Elle a également lu que le manque de flexibilité des muscles du plancher pelvien contribuait à l’augmentation des douleurs. Effectivement, la pénétration vaginale cause un étirement douloureux des muscles du plancher pelvien.
Marie s’interroge sur les autres éléments qui pourraient expliquer les douleurs, puisque l’étude n’en explique que le tiers. Elle apprend que plusieurs autres facteurs pourraient être impliqués: d’autres facteurs psychologiques et physiques, mais aussi neurologiques.
Il y a de l’espoir!
Cette étude confirme que la vestibulodynie provoquée cause des douleurs bien réelles qui sont multifactorielles et qui peuvent être traités en physiothérapie. Ces traitements visent à diminuer les déficiences des muscles du plancher pelvien, contribuent à déconstruire les idées ancrées dans la catastrophisation et diminuer les peurs. Marie et les 675 000 femmes atteintes de vestibulodynie provoquée au Québec n’ont plus à croire que leurs douleurs sont exagérées. Elles sont réelles et il existe une solution multimodale à ce problème multifactoriel.

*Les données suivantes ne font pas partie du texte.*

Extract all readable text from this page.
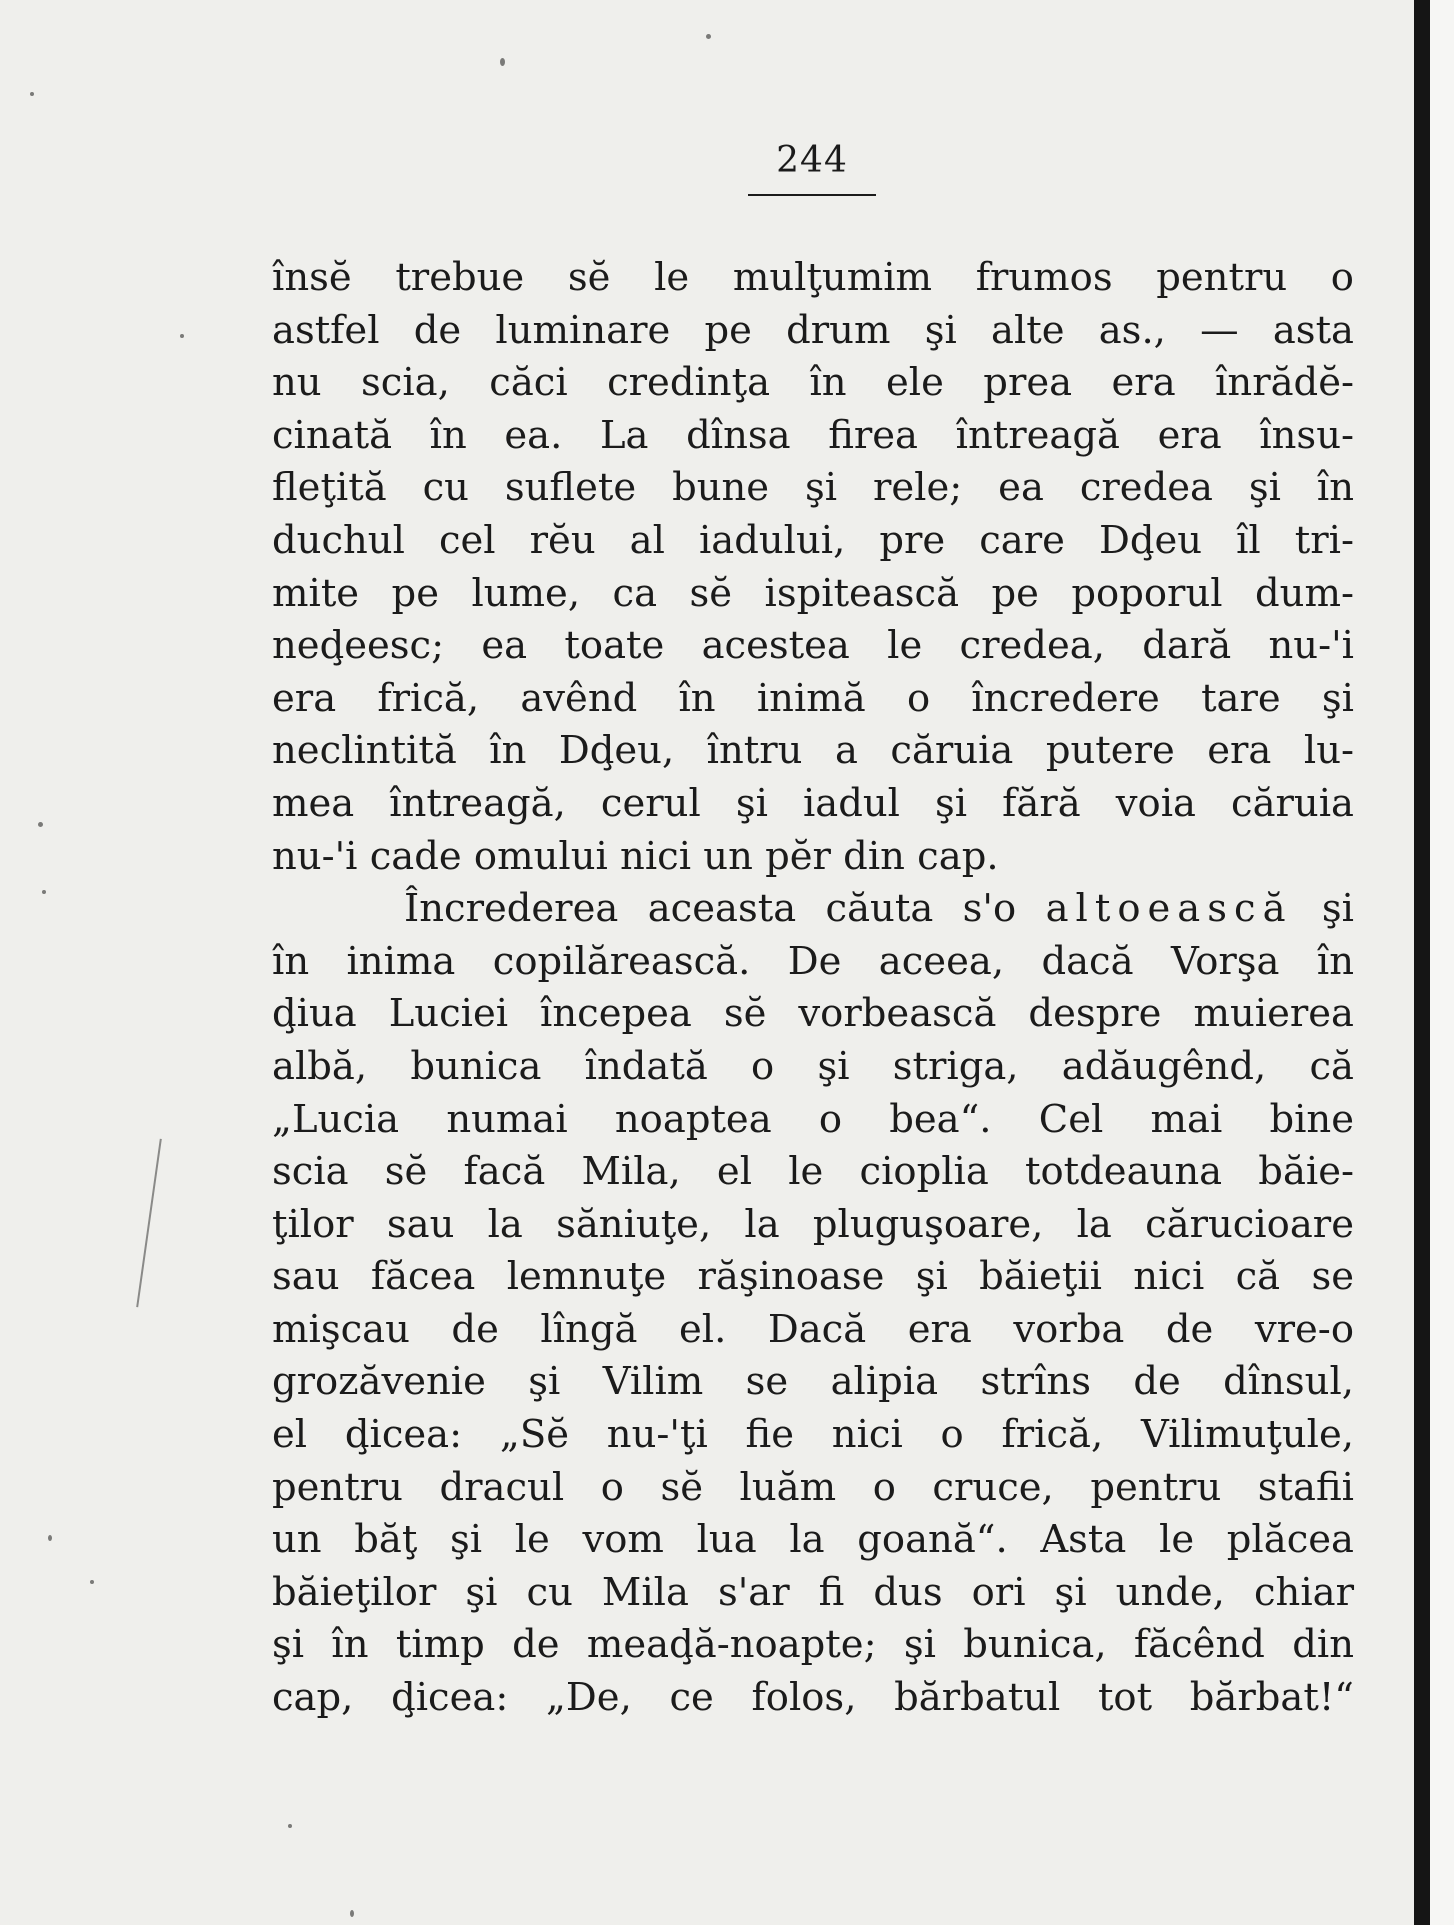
244
însĕ trebue sĕ le mulţumim frumos pentru o
astfel de luminare pe drum şi alte as., — asta
nu scia, căci credinţa în ele prea era înrădĕ-
cinată în ea. La dînsa firea întreagă era însu-
fleţită cu suflete bune şi rele; ea credea şi în
duchul cel rĕu al iadului, pre care Dḑeu îl tri-
mite pe lume, ca sĕ ispitească pe poporul dum-
neḑeesc; ea toate acestea le credea, dară nu-'i
era frică, avênd în inimă o încredere tare şi
neclintită în Dḑeu, întru a căruia putere era lu-
mea întreagă, cerul şi iadul şi fără voia căruia
nu-'i cade omului nici un pĕr din cap.
Încrederea aceasta căuta s'o altoească şi
în inima copilărească. De aceea, dacă Vorşa în
ḑiua Luciei începea sĕ vorbească despre muierea
albă, bunica îndată o şi striga, adăugênd, că
„Lucia numai noaptea o bea“. Cel mai bine
scia sĕ facă Mila, el le cioplia totdeauna băie-
ţilor sau la săniuţe, la pluguşoare, la cărucioare
sau făcea lemnuţe răşinoase şi băieţii nici că se
mişcau de lîngă el. Dacă era vorba de vre-o
grozăvenie şi Vilim se alipia strîns de dînsul,
el ḑicea: „Sĕ nu-'ţi fie nici o frică, Vilimuţule,
pentru dracul o sĕ luăm o cruce, pentru stafii
un băţ şi le vom lua la goană“. Asta le plăcea
băieţilor şi cu Mila s'ar fi dus ori şi unde, chiar
şi în timp de meaḑă-noapte; şi bunica, făcênd din
cap, ḑicea: „De, ce folos, bărbatul tot bărbat!“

À propos Justine Benoît-Piau
Justine adore la danse. Entrepreneure dans l’âme, elle a même créé sa propre école de danse à Drummondville et elle y enseigne. Est-ce que c’est cette passion pour la danse, le mouvement et l’incroyable capacité du corps qui l’a poussée à décrocher son baccalauréat-maitrise en physiothérapie de l’Université de Sherbrooke? Possiblement.
Justine est maintenant étudiante à la maîtrise en recherche en sciences de la santé. Son projet de maîtrise porte sur les facteurs de risques de blessures chez les danseurs. Au terme de sa maîtrise, Justine souhaite poursuivre au doctorat et éventuellement décrocher un poste de professeure
À propos du concours
L’Université de Sherbrooke tient annuellement le Concours de vulgarisation scientifique, dont les objectifs sont de stimuler des vocations en vulgarisation scientifique et d’augmenter le rayonnement des travaux de recherche qui s’effectuent à l’Université, qu’ils soient de nature fondamentale ou appliquée.